Who was tugging whom at the Rooster Bridge near Demopolis, Alabama?
By Tim Clark — June 2002
When these photos surfaced on the Internet a few months ago with no accompanying account of the astonishing stunt they depict, Web surfers coast to coast--including a few here at PMY--were hungry to learn just what had transpired. After some determined desktop sleuthing, we were led to the Linden, Alabama, Democrat-Reporter, which originally published the photos in April 1979, just a few days after they were shot. According to Democrat-Reporter editor Goodloe Sutton, Charles Barger, a Mississippi-based Marengo County native visiting the area with his two daughters, shot the sequence as he waited outside his car before the drawn Demopolis Rooster Bridge. After a particularly wet spring, the Tombigbee River was up to record flood level. Barger saw the tug Cahaba approaching with loaded barges and had his camera at the ready.

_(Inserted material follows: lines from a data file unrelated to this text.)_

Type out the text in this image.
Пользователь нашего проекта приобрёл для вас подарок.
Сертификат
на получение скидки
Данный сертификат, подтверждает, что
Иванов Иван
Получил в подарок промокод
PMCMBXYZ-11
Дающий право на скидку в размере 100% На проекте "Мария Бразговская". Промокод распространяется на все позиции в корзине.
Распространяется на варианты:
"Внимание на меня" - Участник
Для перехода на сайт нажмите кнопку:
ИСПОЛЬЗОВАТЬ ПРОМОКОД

Sutton also steered us to an account of the incident posted on the Web by Capt. Michael L. Smith, who had passed through the bridge--conventionally--15 minutes before the Cahaba, on the tug James E. Philpott. Smith says that the swollen state of the river made it necessary to send the tug's load of barges under a section of the bridge where the flow was not quite as swift and the span between supports wider. According to this practice, which was not unusual in the circumstances, the tug would back up after releasing the barges and motor over to the bridge opening, pass through, catch up to her load, and continue on.
But the severity of the spring flood unfortunately got the best of the late Capt. Jimmie Wilkerson, the veteran tug skipper at the controls of the Cahaba that day. "Captain Jim was a fine pilot," writes Smith, "but he made a small mistake, and his stern was caught in the current, twisted sideways, and the river smashed him into the bridge sideways." Smith attributes the tug's incredible recovery on the downriver side to the huge amount of cement ballast routinely carried by Warrior Gulf Navigation vessels, of which the Cahaba was one. No one was seriously injured (the crew waited safely on the barges while Wilkerson maneuvered the tug), the Cahaba kept one engine firing, and the barges were eventually brought under control and moored against the river bank.